Os preços do café perderam os fortes ganhos da semana passada, e vem se estabelecendo moderadamente mais baixos nas bolsas internacionais desde a última sessão.
Segundo o Rabobank, o café está sendo influenciado pela incerteza sobre o futuro Regulamento de Desmatamento da União Europeia (EUDR), bem como por temores sobre possíveis tarifas dos EUA.

Nesta terça-feira (19), às 8h40 (horário de Brasília), o arábica registrava queda de 75 pontos no valor de 280,00 cents/lbp no contrato de dezembro/24, uma baixa de 80 pontos no valor de 281,80 cents/lbp no de março/25, um recuo de 85 pontos cotado por 279,30 cents/lbp no de maio/25, e uma baixa de 100 pontos no valor de 275,70 cents/lbp no de julho/25.

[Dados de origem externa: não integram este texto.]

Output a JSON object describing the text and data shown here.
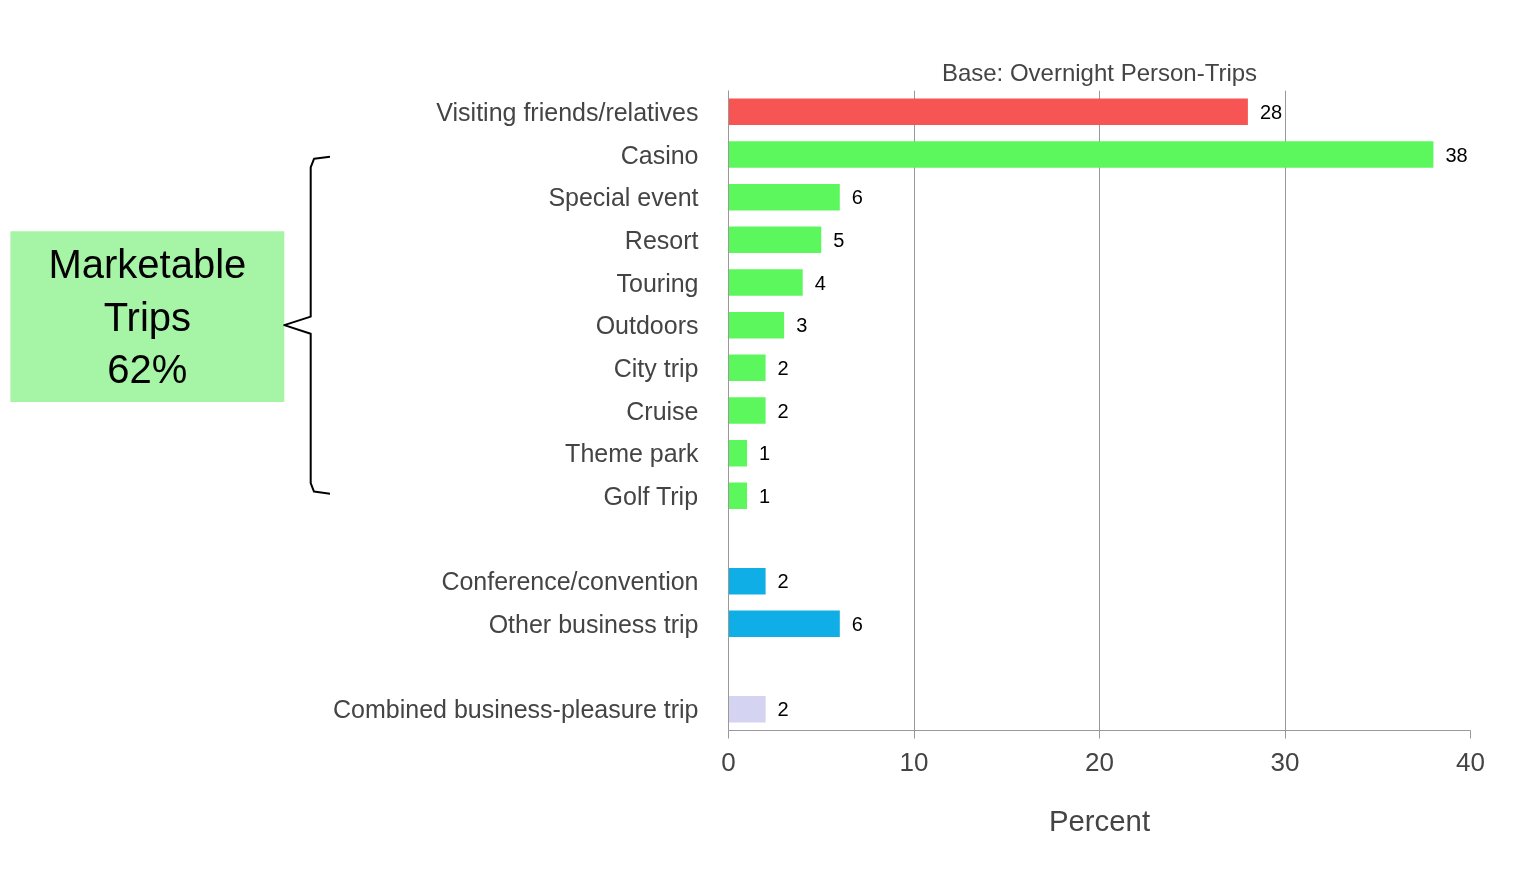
{
  "chart_data": {
    "type": "bar",
    "orientation": "horizontal",
    "title": "Base: Overnight Person-Trips",
    "xlabel": "Percent",
    "categories": [
      "Visiting friends/relatives",
      "Casino",
      "Special event",
      "Resort",
      "Touring",
      "Outdoors",
      "City trip",
      "Cruise",
      "Theme park",
      "Golf Trip",
      null,
      "Conference/convention",
      "Other business trip",
      null,
      "Combined business-pleasure trip"
    ],
    "values": [
      28,
      38,
      6,
      5,
      4,
      3,
      2,
      2,
      1,
      1,
      null,
      2,
      6,
      null,
      2
    ],
    "colors": [
      "#f75454",
      "#5cf75c",
      "#5cf75c",
      "#5cf75c",
      "#5cf75c",
      "#5cf75c",
      "#5cf75c",
      "#5cf75c",
      "#5cf75c",
      "#5cf75c",
      null,
      "#10aee6",
      "#10aee6",
      null,
      "#d4d4f2"
    ],
    "xlim": [
      0,
      40
    ],
    "xticks": [
      0,
      10,
      20,
      30,
      40
    ],
    "grid": "x",
    "data_labels": true,
    "annotations": [
      "Marketable\nTrips\n62%"
    ]
  }
}
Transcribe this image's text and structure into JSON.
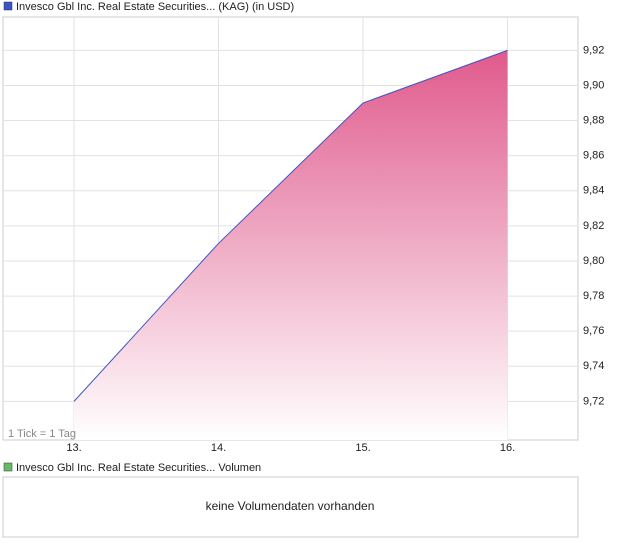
{
  "chart_data": {
    "type": "area",
    "categories": [
      "13.",
      "14.",
      "15.",
      "16."
    ],
    "series": [
      {
        "name": "Invesco Gbl Inc. Real Estate Securities... (KAG) (in USD)",
        "color": "#3a55c8",
        "fill": "#e05a8c",
        "values": [
          9.72,
          9.81,
          9.89,
          9.92
        ]
      }
    ],
    "ylim": [
      9.698,
      9.939
    ],
    "yticks": [
      {
        "value": 9.72,
        "label": "9,72"
      },
      {
        "value": 9.74,
        "label": "9,74"
      },
      {
        "value": 9.76,
        "label": "9,76"
      },
      {
        "value": 9.78,
        "label": "9,78"
      },
      {
        "value": 9.8,
        "label": "9,80"
      },
      {
        "value": 9.82,
        "label": "9,82"
      },
      {
        "value": 9.84,
        "label": "9,84"
      },
      {
        "value": 9.86,
        "label": "9,86"
      },
      {
        "value": 9.88,
        "label": "9,88"
      },
      {
        "value": 9.9,
        "label": "9,90"
      },
      {
        "value": 9.92,
        "label": "9,92"
      }
    ],
    "grid": true,
    "note": "1 Tick = 1 Tag"
  },
  "volume_panel": {
    "title": "Invesco Gbl Inc. Real Estate Securities... Volumen",
    "color": "#66bb66",
    "message": "keine Volumendaten vorhanden"
  }
}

De acordo com a Reuters, a safra do Brasil parece ter perdido algum potencial após a seca do início do ano, e os analistas esperam uma produção cada vez menor de arábica nesta temporada.

Já o robusta trabalhava com a desvalorização de US$ 38 no valor de US$ 4.732/tonelada no vencimento de novembro/24, uma baixa de US$ 39 no valor de US$ 4.696/tonelada no de janeiro/25, um recuo de US$ 33 no valor de US$ 4.642/tonelada no de março/25, e uma baixa de US$ 27 no valor de US$ 4.597/tonelada no de maio/25.